Honolulu mayor Rick Blangiardi (D.), former Rep. Colleen Hanabusa (D.), former Honolulu City Council chairman Ikaika Anderson (D.), former Honolulu City Council member Donovan Dela Cruz (D.), and former Hawaii state House speaker Scott Saiki (D.) are among the several other politicians to receive significant donations from Par.
“Hawaiian climate hypocrisy is on full display,” Jason Isaac, the CEO of the American Energy Institute, told the Free Beacon. “While Democrats posture about taking on ‘Big Oil,’ they’re shielding Par Hawaii—a top fossil fuel donor to their own party—from climate lawsuits.”
Isaac noted also that the state’s chief justice, who may adjudicate the case in the future, has ties to a left-wing group that trains judges on how to rule on climate litigation. “The conflict of interest is glaring, and it exposes just how politically rigged this climate crusade has become,” he added.

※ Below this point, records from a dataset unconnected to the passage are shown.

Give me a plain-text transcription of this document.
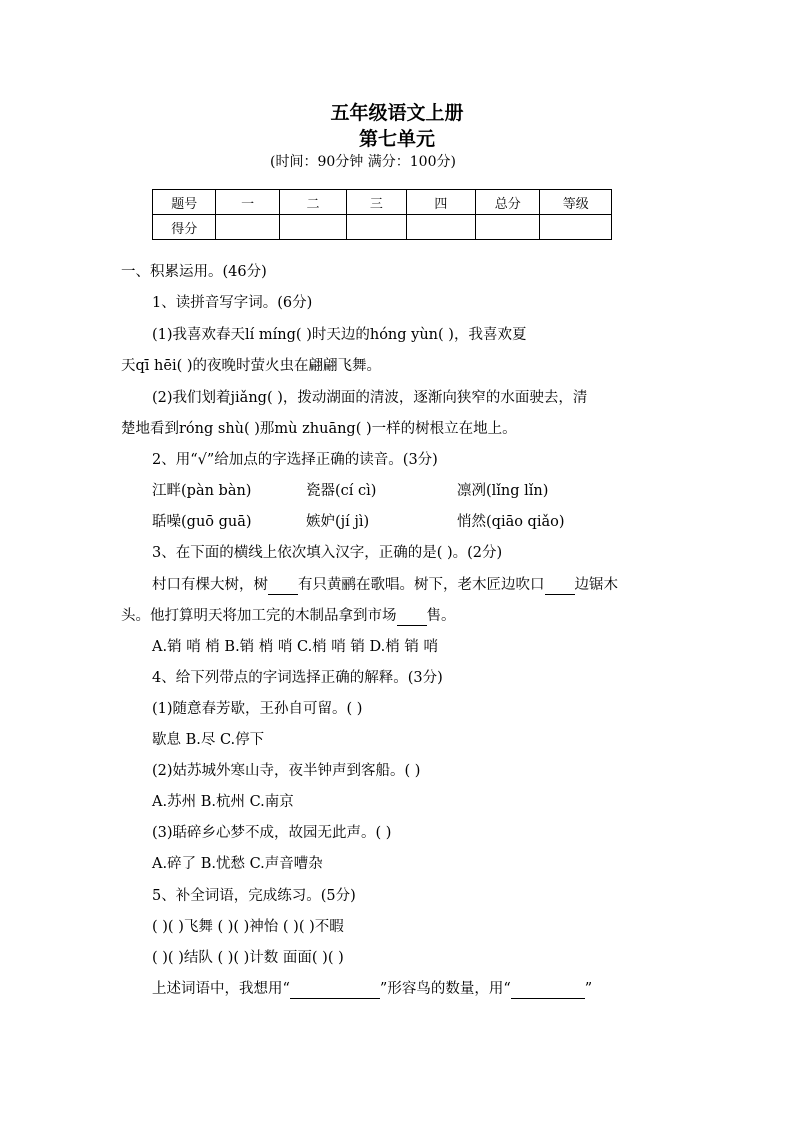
五年级语文上册
第七单元
(时间：90分钟 满分：100分)
题号	一	二	三	四	总分	等级
得分						
一、积累运用。(46分)
1、读拼音写字词。(6分)
(1)我喜欢春天lí míng( )时天边的hóng yùn( )，我喜欢夏
天qī hēi( )的夜晚时萤火虫在翩翩飞舞。
(2)我们划着jiǎng( )，拨动湖面的清波，逐渐向狭窄的水面驶去，清
楚地看到róng shù( )那mù zhuāng( )一样的树根立在地上。
2、用“√”给加点的字选择正确的读音。(3分)
江畔(pàn bàn)	瓷器(cí cì)	凛冽(lǐng lǐn)
聒噪(guō guā)	嫉妒(jí jì)	悄然(qiāo qiǎo)
3、在下面的横线上依次填入汉字，正确的是( )。(2分)
村口有棵大树，树 有只黄鹂在歌唱。树下，老木匠边吹口 边锯木
头。他打算明天将加工完的木制品拿到市场 售。
A.销 哨 梢 B.销 梢 哨 C.梢 哨 销 D.梢 销 哨
4、给下列带点的字词选择正确的解释。(3分)
(1)随意春芳歇，王孙自可留。( )
歇息 B.尽 C.停下
(2)姑苏城外寒山寺，夜半钟声到客船。( )
A.苏州 B.杭州 C.南京
(3)聒碎乡心梦不成，故园无此声。( )
A.碎了 B.忧愁 C.声音嘈杂
5、补全词语，完成练习。(5分)
( )( )飞舞 ( )( )神怡 ( )( )不暇
( )( )结队 ( )( )计数 面面( )( )
上述词语中，我想用“	”形容鸟的数量，用“	”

“Make no mistake, these public nuisance lawsuits are the left’s current best plan for how they can reshape American society despite having no levers of power in Washington,” O.H. Skinner, the executive director of Alliance for Consumers and former Arizona solicitor general, told the Free Beacon. “States like Hawaii intend to use these lawsuits, and others like them, to bypass the halls of Congress and impose a version of the Green New Deal through the courtroom, punishing disfavored industries and diverting money to left-wing priorities.”
“This is horrible for hard working Americans who just want to make their own choices about what products to purchase and have cheap, reliable energy to power their way of life and support their family,” he continued.
Green’s administration hired California-based Sher Edling to spearhead the state’s litigation against the oil industry. Sher Edling’s involvement is notable because it is already involved in similar climate litigation filed by several other Democratic-led states like California, Minnesota, and Rhode Island as well as more than a dozen cities and counties, Washington, D.C., and Puerto Rico, which altogether are home to more than 25 percent of Americans.
Sher Edling notably represents Honololu and the County of Maui, Hawaii, in their respective climate lawsuits. Those lawsuits also fail to name Par a defendant, the Free Beacon previously reported.
Sher Edling—which left-wing dark money groups have given millions of dollars—was founded in 2016 for the sole purpose of taking up such cases. It began filing the lawsuits shortly thereafter and around the time Par began ramping up its donations to Hawaii Democrats.
Green, Par Pacific, and Sher Edling did not respond to requests for comment.